¹David T. Vaniman et al. (>10)
American Mineralogist 103, 1011-1020 Link to Article [https://doi.org/10.2138/am-2018-6346]
¹Planetary Science Institute, Tucson, Arizona 85719, U.S.A.
Copyright: The Mineralogical Society of America

Analyses by the CheMin X-ray diffraction instrument on Mars Science Laboratory show that gypsum, bassanite, and anhydrite are common minerals at Gale crater. Warm conditions (∼6 to 30 °C) within CheMin drive gypsum dehydration to bassanite; measured surface temperatures and modeled temperature depth profiles indicate that near-equatorial warm-season surface heating can also cause gypsum dehydration to bassanite. By accounting for instrumental dehydration effects we are able to quantify the in situ abundances of Ca-sulfate phases in sedimentary rocks and in eolian sands at Gale crater. All three Ca-sulfate minerals occur together in some sedimentary rocks and their abundances and associations vary stratigraphically. Several Ca-sulfate diagenetic events are indicated. Salinity-driven anhydrite precipitation at temperatures below ∼50 °C may be supported by co-occurrence of more soluble salts. An alternative pathway to anhydrite via dehydration might be possible, but if so would likely be limited to warmer near-equatorial dark eolian sands that presently contain only anhydrite.

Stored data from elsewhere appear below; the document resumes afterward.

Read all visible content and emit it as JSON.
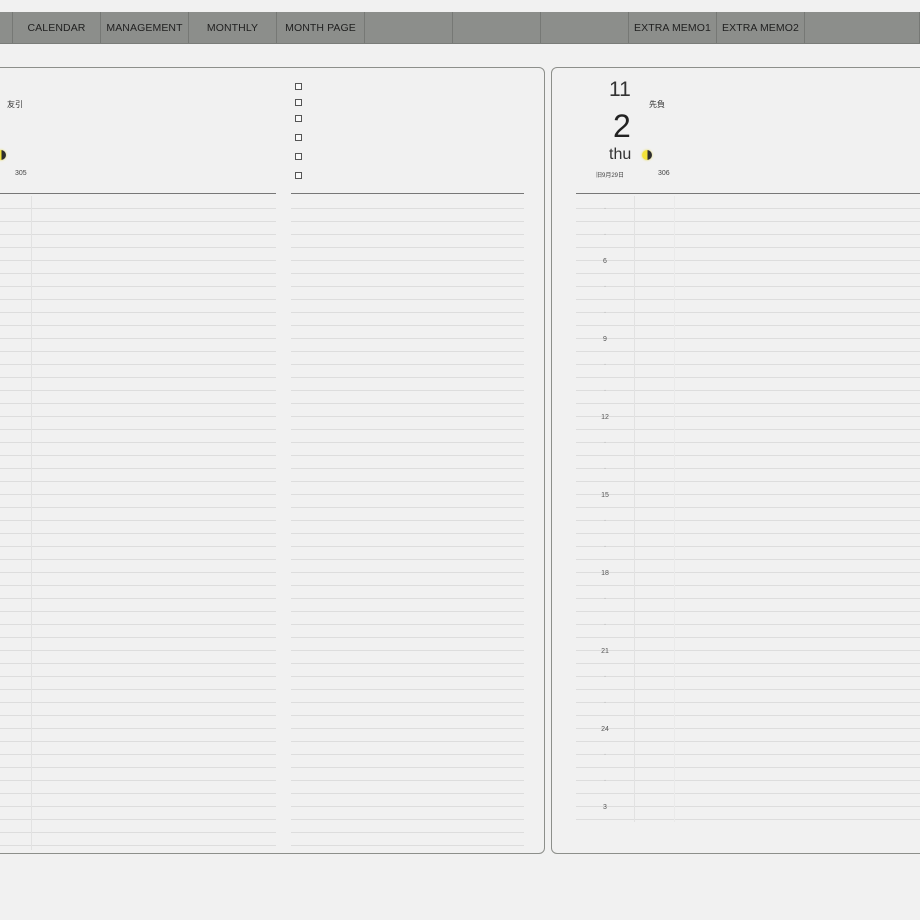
{
  "nav": {
    "tabs": [
      "CALENDAR",
      "MANAGEMENT",
      "MONTHLY",
      "MONTH PAGE"
    ],
    "extra": [
      "EXTRA MEMO1",
      "EXTRA MEMO2"
    ]
  },
  "left_page": {
    "rokuyo": "友引",
    "day_of_year": "305",
    "checkbox_count": 6
  },
  "right_page": {
    "month": "11",
    "day": "2",
    "weekday": "thu",
    "rokuyo": "先負",
    "lunar_date": "旧9月29日",
    "day_of_year": "306",
    "hours": [
      "",
      "",
      "6",
      "",
      "",
      "9",
      "",
      "",
      "12",
      "",
      "",
      "15",
      "",
      "",
      "18",
      "",
      "",
      "21",
      "",
      "",
      "24",
      "",
      "",
      "3"
    ]
  },
  "colors": {
    "nav_bar": "#8c8e8b",
    "background": "#f1f1f1",
    "moon_yellow": "#f2e23a"
  }
}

The polyphase Ca-sulfate associations at Gale crater reflect limited opportunities for equilibration, and they presage mixed salt associations anticipated in higher strata that are more sulfate-rich and may mark local or global environmental change. Mineral transformations within CheMin also provide a better understanding of changes that might occur in samples returned from Mars.